Legenda i sześciokrotny mistrz olimpijski Sir Chris Hoy ujawnia, że ma nieuleczalnego raka
48-letni były kolarz torowy ogłosił w lutym, że zdiagnozowano u niego chorobę i przechodzi chemioterapię, ale podkreślał, że leczenie "przebiega naprawdę dobrze".
Jednak teraz powiedział The Sunday Times, że w tamtym czasie wiedział, że jego choroba jest śmiertelna.
Pytając lekarzy, ile czasu mu pozostało, powiedział: "Od dwóch do czterech lat".
"Wszyscy się rodzimy i wszyscy umieramy, a to jest tylko część tego procesu" – powiedział Hoy w wywiadzie dla The Sunday Times.
"Przypominasz sobie, czy nie mam szczęścia, że istnieje lekarstwo, które mogę przyjmować, aby odeprzeć to tak długo, jak to możliwe, ale większość mojej walki z rakiem nie była fizyczna. Dla mnie była ona w mojej głowie".
Hoy wyjaśnił, że początkowo zlekceważył ból w ramieniu jako kontuzję spowodowaną wysiłkiem na siłowni.
Kiedy jednak został skierowany na prześwietlenie, lekarz powiedział mu: "Bardzo mi przykro.
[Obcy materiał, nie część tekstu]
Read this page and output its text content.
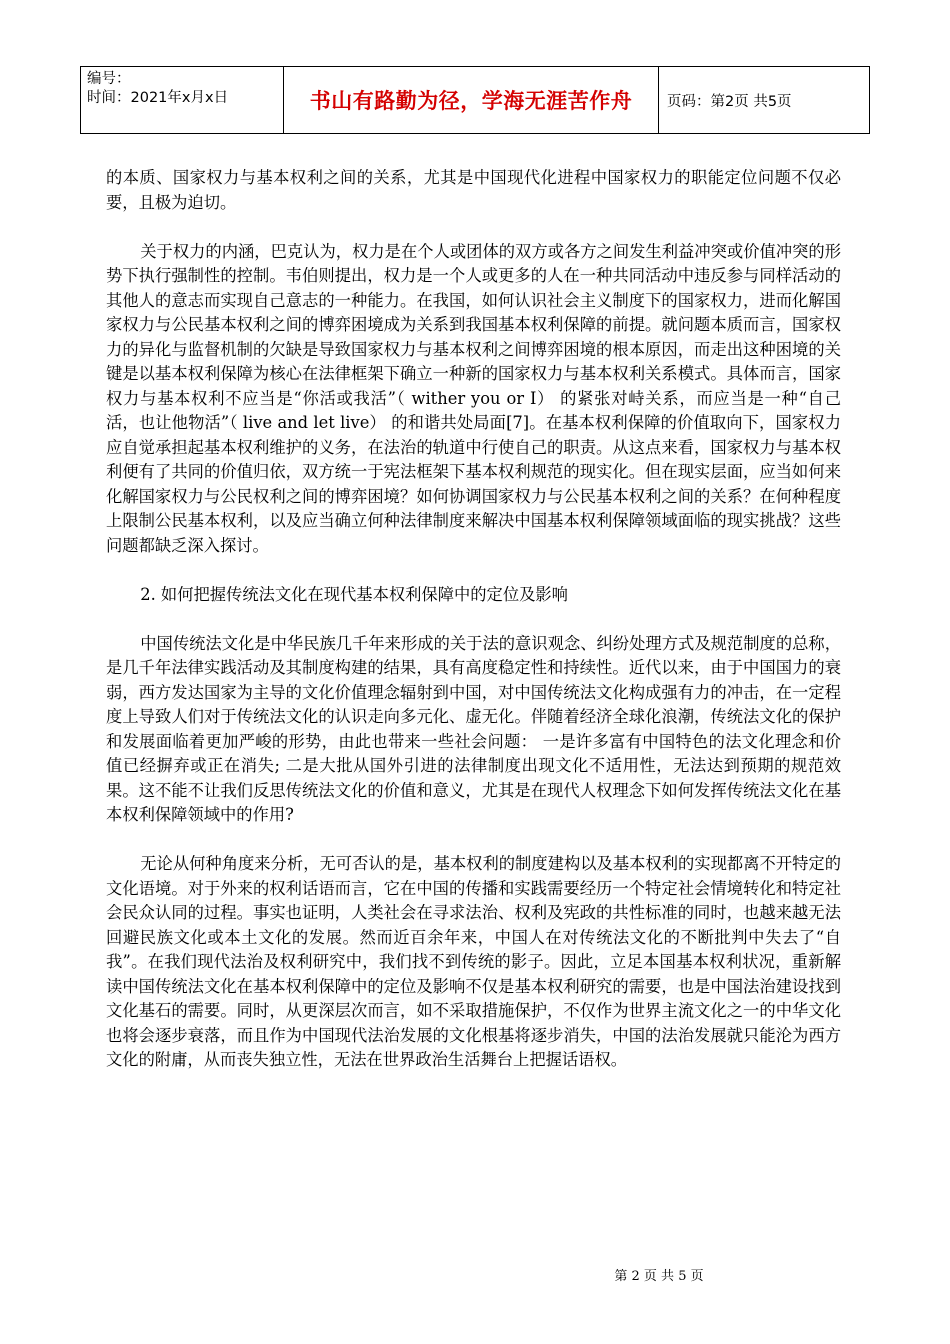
编号：
时间：2021年x月x日	书山有路勤为径，学海无涯苦作舟	页码：第2页 共5页

的本质、国家权力与基本权利之间的关系，尤其是中国现代化进程中国家权力的职能定位问题不仅必要，且极为迫切。

关于权力的内涵，巴克认为，权力是在个人或团体的双方或各方之间发生利益冲突或价值冲突的形势下执行强制性的控制。韦伯则提出，权力是一个人或更多的人在一种共同活动中违反参与同样活动的其他人的意志而实现自己意志的一种能力。在我国，如何认识社会主义制度下的国家权力，进而化解国家权力与公民基本权利之间的博弈困境成为关系到我国基本权利保障的前提。就问题本质而言，国家权力的异化与监督机制的欠缺是导致国家权力与基本权利之间博弈困境的根本原因，而走出这种困境的关键是以基本权利保障为核心在法律框架下确立一种新的国家权力与基本权利关系模式。具体而言，国家权力与基本权利不应当是“你活或我活”（ wither you or I） 的紧张对峙关系，而应当是一种“自己活，也让他物活”（ live and let live） 的和谐共处局面[7]。在基本权利保障的价值取向下，国家权力应自觉承担起基本权利维护的义务，在法治的轨道中行使自己的职责。从这点来看，国家权力与基本权利便有了共同的价值归依，双方统一于宪法框架下基本权利规范的现实化。但在现实层面，应当如何来化解国家权力与公民权利之间的博弈困境？如何协调国家权力与公民基本权利之间的关系？在何种程度上限制公民基本权利，以及应当确立何种法律制度来解决中国基本权利保障领域面临的现实挑战？这些问题都缺乏深入探讨。

2. 如何把握传统法文化在现代基本权利保障中的定位及影响

中国传统法文化是中华民族几千年来形成的关于法的意识观念、纠纷处理方式及规范制度的总称，是几千年法律实践活动及其制度构建的结果，具有高度稳定性和持续性。近代以来，由于中国国力的衰弱，西方发达国家为主导的文化价值理念辐射到中国，对中国传统法文化构成强有力的冲击，在一定程度上导致人们对于传统法文化的认识走向多元化、虚无化。伴随着经济全球化浪潮，传统法文化的保护和发展面临着更加严峻的形势，由此也带来一些社会问题： 一是许多富有中国特色的法文化理念和价值已经摒弃或正在消失; 二是大批从国外引进的法律制度出现文化不适用性，无法达到预期的规范效果。这不能不让我们反思传统法文化的价值和意义，尤其是在现代人权理念下如何发挥传统法文化在基本权利保障领域中的作用?

无论从何种角度来分析，无可否认的是，基本权利的制度建构以及基本权利的实现都离不开特定的文化语境。对于外来的权利话语而言，它在中国的传播和实践需要经历一个特定社会情境转化和特定社会民众认同的过程。事实也证明，人类社会在寻求法治、权利及宪政的共性标准的同时，也越来越无法回避民族文化或本土文化的发展。然而近百余年来，中国人在对传统法文化的不断批判中失去了“自我”。在我们现代法治及权利研究中，我们找不到传统的影子。因此，立足本国基本权利状况，重新解读中国传统法文化在基本权利保障中的定位及影响不仅是基本权利研究的需要，也是中国法治建设找到文化基石的需要。同时，从更深层次而言，如不采取措施保护，不仅作为世界主流文化之一的中华文化也将会逐步衰落，而且作为中国现代法治发展的文化根基将逐步消失，中国的法治发展就只能沦为西方文化的附庸，从而丧失独立性，无法在世界政治生活舞台上把握话语权。

第 2 页 共 5 页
W twoim ramieniu jest guz".
Kolejny skan ujawnił pierwotnego raka prostaty, który dał przerzuty do barku, miednicy, biodra, kręgosłupa i żeber.
"I tak po prostu" – dodał Hoy. "Dowiedziałem się, jak umrę".
W podwójnym ciosie Hoy ujawnił również, że u jego żony Sarry zdiagnozowano stwardnienie rozsiane.
"To moment, w którym zastanawiam się, dlaczego ja? Po prostu, co? Co tu się dzieje? To nie wydawało się prawdziwe. To był tak ogromny cios, kiedy już się zataczasz. Myślisz, że już nic nie może być gorsze".
"Dosłownie czujesz się, jakbyś był na dnie, i dowiadujesz się, o nie, masz jeszcze więcej do upadku. To było brutalne".
Urodzony w Edynburgu Hoy zajął się kolarstwem torowym jako nastolatek i zdobył swój pierwszy medal olimpijski, srebro w sprincie drużynowym, na igrzyskach w Sydney w 2000 roku.
Cztery lata później został mistrzem olimpijskim, wygrywając jednokilometrową jazdę na czas w Atenach.
Swój olimpijski dorobek powiększył o trzy kolejne złote medale na igrzyskach w Pekinie w 2008 roku i kolejne dwa w Londynie w 2012 roku.
Hoy zdobył także 11 tytułów mistrza świata, zanim w 2013 roku wycofał się z kolarstwa wyczynowego.
"Choć wydaje się to nienaturalne, taka jest natura" – dodał Hoy, ojciec dwójki dzieci, w wywiadzie dla The Sunday Times.
"Wiele śmierci jest nagłych, nie pozostawiając szansy na pożegnanie lub pogodzenie się ze wszystkim, ale dano mi wystarczająco dużo czasu".